Cette oscillation entre l'admiration et la répulsion, dosage savant où tout s'imbrique avec une singulière harmonie, donne véritablement vie à ce monde perdu, qui ne peut retenir un cri lorsque les aventuriers l'abandonnent pour revenir au leur : « Un grand cri, l'appel de quelque animal fantastique, déchira les ténèbres : la Terre de Maple White [du nom de son premier et malchanceux découvreur] nous disait adieu. »

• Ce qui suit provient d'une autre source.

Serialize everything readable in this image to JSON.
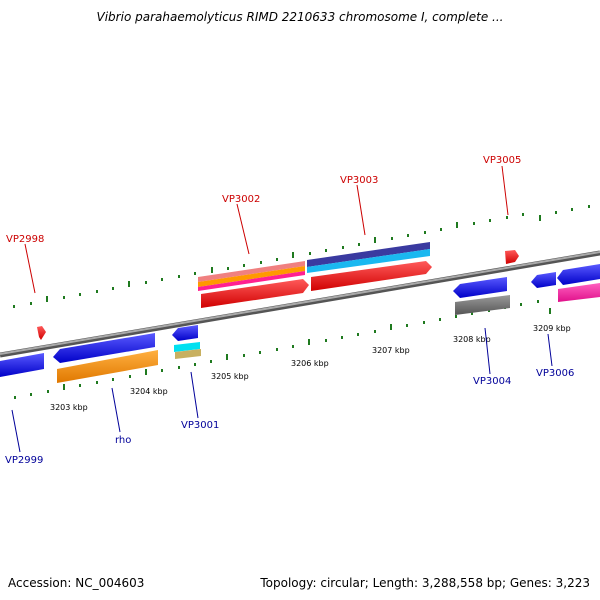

Autre trouvaille édifiante de l'auteur : en confrontant des personnages plutôt raffinés à leurs origines profondes, ceux-là redécouvrent leurs instincts violents. Ainsi, au cours d'une bataille rangée contre les hommes-singes – nos ancêtres lointains – aux côté d'une tribu plus évoluée, le très colérique et vaniteux professeur Challenger se mue soudain en un féroce guerrier : « Dans les yeux de Challenger brillait le désir de meurtre. » Signe pour le groupe d'aventuriers qu'il faut quitter ce lieu aussi hypnotique que dangereux et retrouver la civilisation. Car, toujours comme chez
Jules Verne, aucune utopie n'est durable et le réel, si désenchanté soit-il, doit reprendre ses droits. Réel dont se méfient assez les aventuriers pour ne jamais révéler l'endroit précis de ce monde perdu, dont il faut préserver la pureté originelle.
Laissant beaucoup plus librement filer son imagination qu'avec « son » détective,
Conan Doyle signe ici un roman non seulement fondamental de l'aventure mais fondateur, avec une descendance foisonnante, Hollywood ne saurait le nier…

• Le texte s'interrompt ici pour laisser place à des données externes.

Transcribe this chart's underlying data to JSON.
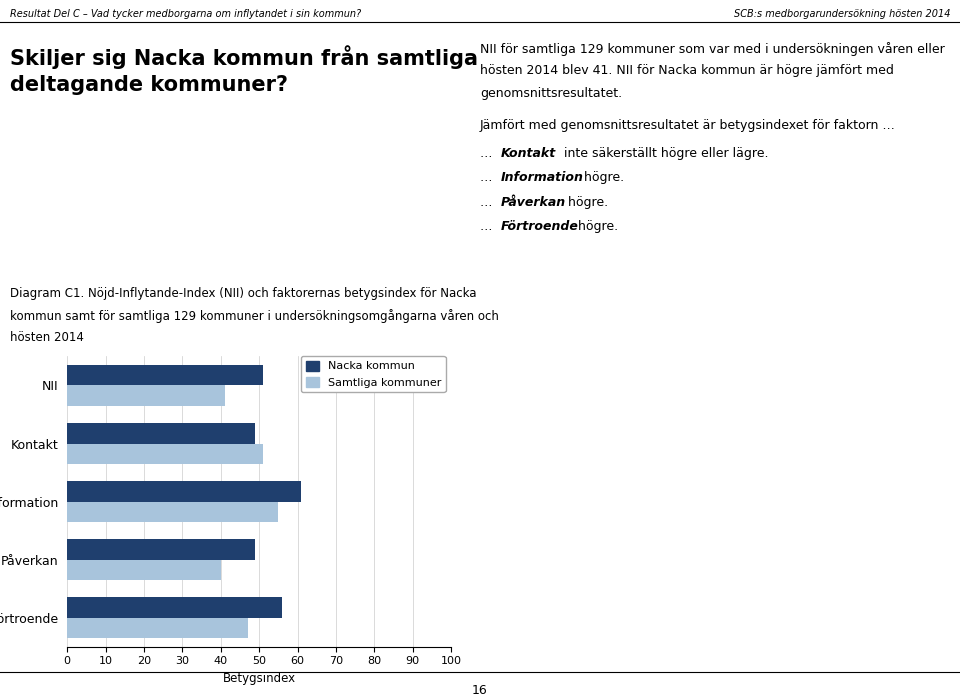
{
  "header_left": "Resultat Del C – Vad tycker medborgarna om inflytandet i sin kommun?",
  "header_right": "SCB:s medborgarundersökning hösten 2014",
  "main_title": "Skiljer sig Nacka kommun från samtliga\ndeltagande kommuner?",
  "diagram_caption_line1": "Diagram C1. Nöjd-Inflytande-Index (NII) och faktorernas betygsindex för Nacka",
  "diagram_caption_line2": "kommun samt för samtliga 129 kommuner i undersökningsomgångarna våren och",
  "diagram_caption_line3": "hösten 2014",
  "right_text_para1_line1": "NII för samtliga 129 kommuner som var med i undersökningen våren eller",
  "right_text_para1_line2": "hösten 2014 blev 41. NII för Nacka kommun är högre jämfört med",
  "right_text_para1_line3": "genomsnittsresultatet.",
  "right_text_para2": "Jämfört med genomsnittsresultatet är betygsindexet för faktorn …",
  "right_kontakt_prefix": "… ",
  "right_kontakt_bold": "Kontakt",
  "right_kontakt_suffix": " inte säkerställt högre eller lägre.",
  "right_info_prefix": "… ",
  "right_info_bold": "Information",
  "right_info_suffix": " högre.",
  "right_paverkan_prefix": "… ",
  "right_paverkan_bold": "Påverkan",
  "right_paverkan_suffix": " högre.",
  "right_fortroende_prefix": "… ",
  "right_fortroende_bold": "Förtroende",
  "right_fortroende_suffix": " högre.",
  "categories": [
    "NII",
    "Kontakt",
    "Information",
    "Påverkan",
    "Förtroende"
  ],
  "nacka_values": [
    51,
    49,
    61,
    49,
    56
  ],
  "samtliga_values": [
    41,
    51,
    55,
    40,
    47
  ],
  "nacka_color": "#1F3F6E",
  "samtliga_color": "#A8C4DC",
  "legend_nacka": "Nacka kommun",
  "legend_samtliga": "Samtliga kommuner",
  "xlabel": "Betygsindex",
  "xlim": [
    0,
    100
  ],
  "xticks": [
    0,
    10,
    20,
    30,
    40,
    50,
    60,
    70,
    80,
    90,
    100
  ],
  "bar_height": 0.35,
  "page_number": "16",
  "figsize": [
    9.6,
    6.99
  ],
  "dpi": 100
}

(À noter, pour prévenir les excités de la morale rétrospective, que cette oeuvre n'échappe évidemment pas à son temps – le livre date de 1912 –, manifestant la suprématie de l'homme blanc, même si un personnage anti-esclavagiste et libérateur comme lord John Roxton y figure comme l'un des principaux protagonistes. Mais, à moins d'avoir l'intelligence idéologique « wokiste » limitée, il s'agit de replacer ce récit dans son contexte.)